Photo courtesy of Unsplash.
It’s now been three weeks with the updated masking requirements on campus, but practically speaking, not a whole lot seems to have changed. Masks are still required in all classes, indoor events, dining halls, coffee shops, and healthcare facilities. Sure, masks are now optional in the library, residence halls, club meetings, the gym, and Crozier-Williams, but those are all places where students frequently went maskless prior to the policy update as they were not really enforced. While transitioning into pro-choice masking at select locations on campus was better than no mask update, many students wondered when they could finally attend a class maskless for the first time since March of 2020.
This past weekend, Connecticut College’s COVID Academic Continuity Group finally responded, and laid out their overdue plan to transform to pro-choice masking in class rooms. Faculty may choose to poll the class on whether to make masking optional in the classroom. The kicker is that it takes just a singular student veto to keep mandatory masking. It is peculiar that Connecticut College opted for a minority-rule system, where one student can force an entire class to mask up, even though that student maintains the right to wear a mask if they so choose.
Regardless, mask mandates in classrooms have well overstayed their usefulness. Vaccines have been available to the public for over a year now, and nearly every student on campus is not only double-vaccinated, but boosted as well, reducing covid death risk by 20-fold.
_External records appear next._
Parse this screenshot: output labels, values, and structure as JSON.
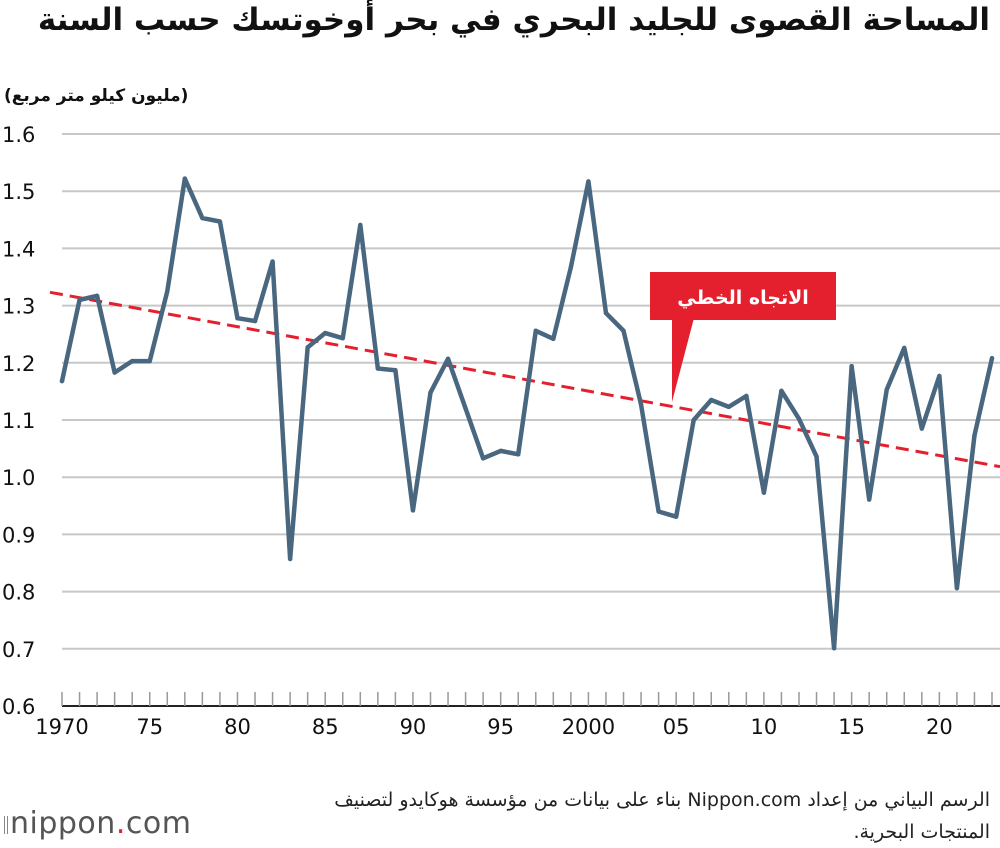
{
  "header": {
    "title": "المساحة القصوى للجليد البحري في بحر أوخوتسك حسب السنة",
    "unit_label": "(مليون كيلو متر مربع)"
  },
  "chart_data": {
    "type": "line",
    "title": "المساحة القصوى للجليد البحري في بحر أوخوتسك حسب السنة",
    "ylabel": "مليون كيلو متر مربع",
    "xlabel": "",
    "xlim": [
      1970,
      2023
    ],
    "ylim": [
      0.6,
      1.6
    ],
    "grid": true,
    "yticks": [
      {
        "value": 0.6,
        "label": "0.6"
      },
      {
        "value": 0.7,
        "label": "0.7"
      },
      {
        "value": 0.8,
        "label": "0.8"
      },
      {
        "value": 0.9,
        "label": "0.9"
      },
      {
        "value": 1.0,
        "label": "1.0"
      },
      {
        "value": 1.1,
        "label": "1.1"
      },
      {
        "value": 1.2,
        "label": "1.2"
      },
      {
        "value": 1.3,
        "label": "1.3"
      },
      {
        "value": 1.4,
        "label": "1.4"
      },
      {
        "value": 1.5,
        "label": "1.5"
      },
      {
        "value": 1.6,
        "label": "1.6"
      }
    ],
    "xticks": [
      {
        "value": 1970,
        "label": "1970"
      },
      {
        "value": 1975,
        "label": "75"
      },
      {
        "value": 1980,
        "label": "80"
      },
      {
        "value": 1985,
        "label": "85"
      },
      {
        "value": 1990,
        "label": "90"
      },
      {
        "value": 1995,
        "label": "95"
      },
      {
        "value": 2000,
        "label": "2000"
      },
      {
        "value": 2005,
        "label": "05"
      },
      {
        "value": 2010,
        "label": "10"
      },
      {
        "value": 2015,
        "label": "15"
      },
      {
        "value": 2020,
        "label": "20"
      }
    ],
    "series": [
      {
        "name": "المساحة القصوى",
        "color": "#4a6780",
        "x": [
          1970,
          1971,
          1972,
          1973,
          1974,
          1975,
          1976,
          1977,
          1978,
          1979,
          1980,
          1981,
          1982,
          1983,
          1984,
          1985,
          1986,
          1987,
          1988,
          1989,
          1990,
          1991,
          1992,
          1993,
          1994,
          1995,
          1996,
          1997,
          1998,
          1999,
          2000,
          2001,
          2002,
          2003,
          2004,
          2005,
          2006,
          2007,
          2008,
          2009,
          2010,
          2011,
          2012,
          2013,
          2014,
          2015,
          2016,
          2017,
          2018,
          2019,
          2020,
          2021,
          2022,
          2023
        ],
        "values": [
          1.168,
          1.31,
          1.317,
          1.183,
          1.203,
          1.203,
          1.325,
          1.522,
          1.453,
          1.447,
          1.278,
          1.273,
          1.377,
          0.857,
          1.227,
          1.252,
          1.243,
          1.441,
          1.19,
          1.187,
          0.942,
          1.148,
          1.207,
          1.12,
          1.033,
          1.046,
          1.04,
          1.256,
          1.242,
          1.367,
          1.517,
          1.287,
          1.256,
          1.127,
          0.94,
          0.931,
          1.1,
          1.135,
          1.123,
          1.142,
          0.973,
          1.151,
          1.102,
          1.036,
          0.701,
          1.194,
          0.961,
          1.153,
          1.226,
          1.085,
          1.177,
          0.806,
          1.073,
          1.208
        ]
      }
    ],
    "trend": {
      "name": "الاتجاه الخطي",
      "color": "#e4202e",
      "x": [
        1970,
        2023
      ],
      "values": [
        1.318,
        1.021
      ]
    },
    "annotation": {
      "text": "الاتجاه الخطي",
      "background": "#e4202e",
      "text_color": "#ffffff"
    },
    "colors": {
      "grid": "#c8c8c8",
      "axis": "#222222",
      "tick_text": "#111111"
    }
  },
  "footer": {
    "credit": "الرسم البياني من إعداد Nippon.com بناء على بيانات من مؤسسة هوكايدو لتصنيف المنتجات البحرية.",
    "logo_main": "nippon",
    "logo_dot": ".",
    "logo_suffix": "com"
  }
}
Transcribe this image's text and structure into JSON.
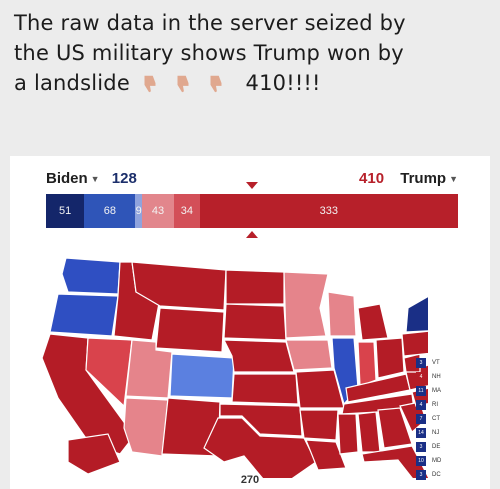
{
  "headline": {
    "line1": "The raw data in the server seized by",
    "line2": "the US military shows Trump won by",
    "line3_prefix": "a landslide",
    "line3_suffix": "410!!!!",
    "emoji_icon": "thumbs-down-icon"
  },
  "tally": {
    "biden_label": "Biden",
    "biden_total": "128",
    "trump_total": "410",
    "trump_label": "Trump"
  },
  "bar": {
    "segments": [
      {
        "label": "51",
        "color": "#14266a",
        "share": 0.093
      },
      {
        "label": "68",
        "color": "#2f55b8",
        "share": 0.124
      },
      {
        "label": "9",
        "color": "#8fa3dd",
        "share": 0.016
      },
      {
        "label": "43",
        "color": "#e2868c",
        "share": 0.078
      },
      {
        "label": "34",
        "color": "#d34f58",
        "share": 0.062
      },
      {
        "label": "333",
        "color": "#b7202a",
        "share": 0.627
      }
    ]
  },
  "map": {
    "threshold": "270",
    "colors": {
      "safe_dem": "#1a2f86",
      "likely_dem": "#3d57c7",
      "lean_dem": "#6d8fd6",
      "lean_rep": "#e5848b",
      "likely_rep": "#d9434c",
      "safe_rep": "#b41c26",
      "border": "#ffffff"
    },
    "small_states": [
      {
        "code": "VT",
        "votes": "3",
        "color": "#1a2f86"
      },
      {
        "code": "NH",
        "votes": "4",
        "color": "#b41c26"
      },
      {
        "code": "MA",
        "votes": "11",
        "color": "#1a2f86"
      },
      {
        "code": "RI",
        "votes": "4",
        "color": "#1a2f86"
      },
      {
        "code": "CT",
        "votes": "7",
        "color": "#1a2f86"
      },
      {
        "code": "NJ",
        "votes": "14",
        "color": "#1a2f86"
      },
      {
        "code": "DE",
        "votes": "3",
        "color": "#1a2f86"
      },
      {
        "code": "MD",
        "votes": "10",
        "color": "#1a2f86"
      },
      {
        "code": "DC",
        "votes": "3",
        "color": "#1a2f86"
      }
    ]
  }
}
Many students have even already contracted COVID—and some even more than once—offering additional protection. We now have as much protection against COVID as we can get.
For those who do not support masking forever, but support mask mandates now, at which future point will the transition happen? When COVID cases reach zero? Most experts believe that COVID will continue to be around for some time, not unlike the common cold and the flu, so zero cases is an unrealistic target. Maybe when COVID deaths reach zero? Well, that is already the case here in New London, where the seven-day average for deaths is zero.
To those jumping to retort that pro-choice masking policies are essentially experiments in human sacrifice, masking mandates may not have been as effective at suppressing COVID transmission as we first thought. A review of scientific literature on mask effectiveness from the Cato Institute reported two studies—one studying surgical masks and another studying cloth masks—which found that masks failed to significantly reduce transmission for either type.
Benjamin Franklin once quipped, “Guests, like fish, begin to smell after three days.” The once necessary, now gratuitous masks are these fish; having served its purpose and become dispensable. Mask mandates on campus are seldom replicated elsewhere in the New London community. 85% of K-12 school districts in Connecticut have been pro-choice on masks for two month now. The state’s top public university, the University of Connecticut, is one of many higher education institutions in Connecticut to have shifted to pro-choice classroom settings. If a student wishes to wear a mask, they should be able to make that decision for themselves and for it to be respected by others, but that sentiment must be replicated to students who choose to not wear a mask.